Where we sit cross-legged, try to empty our mind, then, inevitably, enter battle with the random mutterings and musings of intellect and imagination, we engage in a futile battle. After all, those thoughts and feelings are parts of you – Where you enter combat against yourself, you can’t win.
Instead, when a thought arises, realize it is from a source within you (most likely, an unknown source). As such, it is an emissary of the the very entity you wish to get to know better. Treat it as such!
When a “random” thought arises, sit back and watch it; allow it to tell its story. Don’t engage it, necessarily, but allow it to express itself – let it be heard. Within the message it shares, you will find guidance to a part of yourself, in fact, calling out for attention.

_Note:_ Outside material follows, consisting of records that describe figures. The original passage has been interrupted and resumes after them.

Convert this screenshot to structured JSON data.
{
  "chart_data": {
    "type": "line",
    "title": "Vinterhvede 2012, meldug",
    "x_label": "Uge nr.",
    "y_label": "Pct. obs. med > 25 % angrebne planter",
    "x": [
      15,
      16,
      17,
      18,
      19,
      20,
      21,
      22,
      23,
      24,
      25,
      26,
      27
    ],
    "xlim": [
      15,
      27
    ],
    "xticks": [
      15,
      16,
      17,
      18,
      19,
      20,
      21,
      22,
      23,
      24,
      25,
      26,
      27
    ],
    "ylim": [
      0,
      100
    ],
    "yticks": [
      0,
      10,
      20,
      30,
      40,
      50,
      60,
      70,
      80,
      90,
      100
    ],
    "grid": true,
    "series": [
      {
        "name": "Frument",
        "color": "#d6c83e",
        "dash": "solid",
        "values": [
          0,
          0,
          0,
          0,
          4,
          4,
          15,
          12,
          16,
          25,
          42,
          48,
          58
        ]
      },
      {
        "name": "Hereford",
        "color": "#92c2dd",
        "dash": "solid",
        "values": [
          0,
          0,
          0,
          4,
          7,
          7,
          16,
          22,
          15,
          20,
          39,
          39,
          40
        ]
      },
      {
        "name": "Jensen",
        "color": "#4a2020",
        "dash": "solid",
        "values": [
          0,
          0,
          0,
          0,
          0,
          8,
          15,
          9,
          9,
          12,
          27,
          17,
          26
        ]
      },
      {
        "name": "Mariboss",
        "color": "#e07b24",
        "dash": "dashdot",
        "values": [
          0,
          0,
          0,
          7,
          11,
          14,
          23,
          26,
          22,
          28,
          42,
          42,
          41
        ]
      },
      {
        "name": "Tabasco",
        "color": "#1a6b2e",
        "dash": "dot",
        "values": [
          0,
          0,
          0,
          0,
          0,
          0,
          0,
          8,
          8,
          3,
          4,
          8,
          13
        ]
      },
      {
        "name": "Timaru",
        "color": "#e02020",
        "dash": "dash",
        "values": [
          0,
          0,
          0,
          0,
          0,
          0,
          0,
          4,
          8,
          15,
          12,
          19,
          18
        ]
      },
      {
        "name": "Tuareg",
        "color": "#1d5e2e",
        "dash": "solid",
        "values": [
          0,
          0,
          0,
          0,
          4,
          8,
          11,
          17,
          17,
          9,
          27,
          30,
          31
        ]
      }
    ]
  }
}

Every distraction is a voice, your voice. Listen, and, if upon receiving attention, it has nothing important to share, it will dissolve away.
But if it has a message, if it keeps popping up because, deep down, some part of you needs it to keep popping up, then, by giving it your undivided attention, you will learn something new of your own depths.
And once you get what you need, there will be no reason for you to find distraction in battle with yourself. You may, then, sit calmly in peaceful meditation.